Foo Fighters are a giant band, an arena band, and I suppose that should mean something until you remember Grand Funk were a big band, an arena band too. I could go on, as I want to, about what it says about the American listening public that they can’t get enough second-hand music, while ignoring bands that are truly mining new ground. The critic Robert Christgau wrote of the Foo Fighters debut, “The spirit is strong but the identity is weak,” and I think that about sums it up.
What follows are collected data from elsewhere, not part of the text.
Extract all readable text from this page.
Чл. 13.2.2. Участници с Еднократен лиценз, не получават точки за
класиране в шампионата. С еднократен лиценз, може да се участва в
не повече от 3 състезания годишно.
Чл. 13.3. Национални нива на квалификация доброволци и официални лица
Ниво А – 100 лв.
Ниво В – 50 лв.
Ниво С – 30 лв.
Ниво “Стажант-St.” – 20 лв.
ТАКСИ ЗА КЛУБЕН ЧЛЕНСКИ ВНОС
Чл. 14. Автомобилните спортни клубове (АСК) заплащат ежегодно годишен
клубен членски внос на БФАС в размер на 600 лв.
Grohl gave it his utmost, but he was simply too much in thrall to Nirvana and Cobain to make his own mark. I think he’s made strides in escaping Cobain’s shade over the years, but I still find his music to be both colorless and generic. In one of the songs on the debut Grohl sings, “How could it be I’m the only one who sees your rehearsed insanity?” He might as well have been singing about himself. It’s hard to crawl out from beneath a shadow as imposing as the one cast by the late Kurt Cobain, and the task, on this LP, was too much for Grohl. Which isn’t to say he hasn’t recorded some excellent songs or that he’s not a nice guy. He has and he is. But as Leo Durocher once said, “Nice guys finish last.”